PDA

Orijinalini görmek için tıklayınız : Türkiye’nin Kıbrıs ve AB Politikasını Etkileyenler


Kalpsiz_
03-18-2008, 14:39
Türkiye’nin Kıbrıs Politikasını Etkileyenler


Geçtiğimiz haftalarda Kıbrıs konusu tekrar Türkiye gündeminin en üst sıralarına yerleşti. KKTC Cumhurbaşkanı Rauf Denktaş ve Rum Lider Glafkos Klarides arasında yapılan yüzyüze görüşmelerin, Amerikan Dışişleri Bakanı Colin Powell'in Türkiye ziyaretiyle aynı zamanlara denk gelmesi, bu ziyareti daha da önemli hale getirdi.
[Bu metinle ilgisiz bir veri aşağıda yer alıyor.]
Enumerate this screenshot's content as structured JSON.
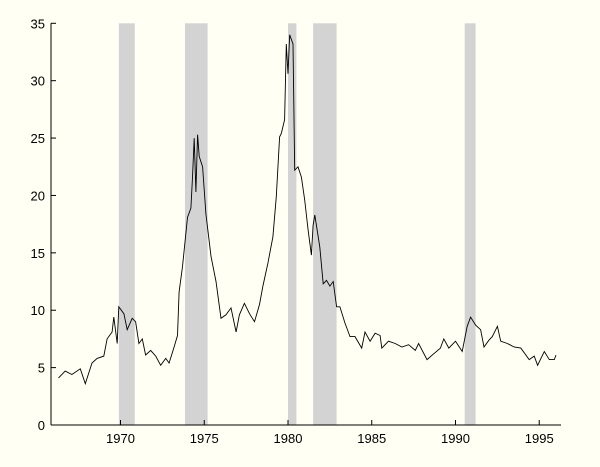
{
  "chart_data": {
    "type": "line",
    "title": "",
    "xlabel": "",
    "ylabel": "",
    "xlim": [
      1965.85,
      1996.3
    ],
    "ylim": [
      0,
      35
    ],
    "grid": false,
    "x_ticks": [
      1970,
      1975,
      1980,
      1985,
      1990,
      1995
    ],
    "y_ticks": [
      0,
      5,
      10,
      15,
      20,
      25,
      30,
      35
    ],
    "colors": {
      "background": "#fffff3",
      "line": "#000000",
      "shaded_band": "#d3d3d3"
    },
    "shaded_periods": [
      [
        1969.9,
        1970.85
      ],
      [
        1973.85,
        1975.2
      ],
      [
        1980.0,
        1980.5
      ],
      [
        1981.5,
        1982.9
      ],
      [
        1990.55,
        1991.2
      ]
    ],
    "series": [
      {
        "x": [
          1966.3,
          1966.7,
          1967.1,
          1967.6,
          1967.9,
          1968.3,
          1968.6,
          1969.0,
          1969.2,
          1969.5,
          1969.6,
          1969.8,
          1969.9,
          1970.2,
          1970.4,
          1970.7,
          1970.9,
          1971.1,
          1971.3,
          1971.5,
          1971.8,
          1972.1,
          1972.4,
          1972.7,
          1972.9,
          1973.2,
          1973.4,
          1973.5,
          1973.7,
          1974.0,
          1974.2,
          1974.3,
          1974.4,
          1974.5,
          1974.6,
          1974.7,
          1974.9,
          1975.1,
          1975.4,
          1975.7,
          1976.0,
          1976.3,
          1976.6,
          1976.9,
          1977.1,
          1977.4,
          1977.7,
          1978.0,
          1978.3,
          1978.5,
          1978.8,
          1979.1,
          1979.3,
          1979.5,
          1979.6,
          1979.8,
          1979.9,
          1980.0,
          1980.1,
          1980.3,
          1980.4,
          1980.6,
          1980.8,
          1981.0,
          1981.2,
          1981.4,
          1981.5,
          1981.6,
          1981.9,
          1982.1,
          1982.3,
          1982.5,
          1982.7,
          1982.9,
          1983.1,
          1983.4,
          1983.7,
          1984.0,
          1984.4,
          1984.6,
          1984.9,
          1985.2,
          1985.5,
          1985.6,
          1986.0,
          1986.4,
          1986.8,
          1987.2,
          1987.6,
          1987.8,
          1988.3,
          1988.7,
          1989.1,
          1989.3,
          1989.6,
          1990.0,
          1990.4,
          1990.7,
          1990.9,
          1991.2,
          1991.5,
          1991.7,
          1992.0,
          1992.2,
          1992.5,
          1992.7,
          1993.1,
          1993.5,
          1993.9,
          1994.4,
          1994.7,
          1994.9,
          1995.1,
          1995.3,
          1995.6,
          1995.9,
          1996.0
        ],
        "y": [
          4.1,
          4.7,
          4.4,
          4.9,
          3.6,
          5.4,
          5.8,
          6.0,
          7.5,
          8.1,
          9.4,
          7.1,
          10.3,
          9.7,
          8.3,
          9.3,
          9.0,
          7.1,
          7.5,
          6.1,
          6.5,
          6.0,
          5.2,
          5.8,
          5.4,
          6.8,
          7.8,
          11.6,
          13.8,
          18.1,
          18.9,
          21.6,
          25.0,
          20.3,
          25.3,
          23.4,
          22.5,
          18.4,
          14.7,
          12.5,
          9.3,
          9.6,
          10.2,
          8.1,
          9.6,
          10.6,
          9.7,
          9.0,
          10.5,
          12.1,
          14.1,
          16.4,
          19.9,
          25.1,
          25.4,
          26.6,
          33.2,
          30.6,
          34.0,
          33.2,
          22.2,
          22.5,
          21.6,
          19.6,
          17.0,
          14.8,
          17.4,
          18.3,
          15.5,
          12.3,
          12.6,
          12.1,
          12.5,
          10.3,
          10.3,
          8.9,
          7.7,
          7.7,
          6.7,
          8.1,
          7.3,
          8.0,
          7.8,
          6.7,
          7.3,
          7.1,
          6.8,
          7.0,
          6.5,
          7.1,
          5.7,
          6.2,
          6.7,
          7.5,
          6.7,
          7.3,
          6.4,
          8.6,
          9.4,
          8.7,
          8.3,
          6.8,
          7.4,
          7.7,
          8.6,
          7.3,
          7.1,
          6.8,
          6.7,
          5.7,
          6.0,
          5.2,
          5.8,
          6.4,
          5.7,
          5.7,
          6.1
        ]
      }
    ]
  }
}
Denktaş ile Klerides 4 Aralık 2001 tarihinde, 4 yıl aradan sonra ilk kez yüzyüze görüştüler ve bu görüşmede çok önemli bir gelişme yaşandı. Tarafların 15 Ocak'ta "soruna kapsamlı bir çözüm bulana kadar görüşmelere devam etme" kararıyla yeniden biraraya gelecekleri ilan edildi. Gerek Kuzey Kıbrıs Türkleri gerekse Güney Kıbrıs'ta yaşayan Rumlar, bu görüşme fırsatının çok iyi değerlendirilmesini umut ediyorlar.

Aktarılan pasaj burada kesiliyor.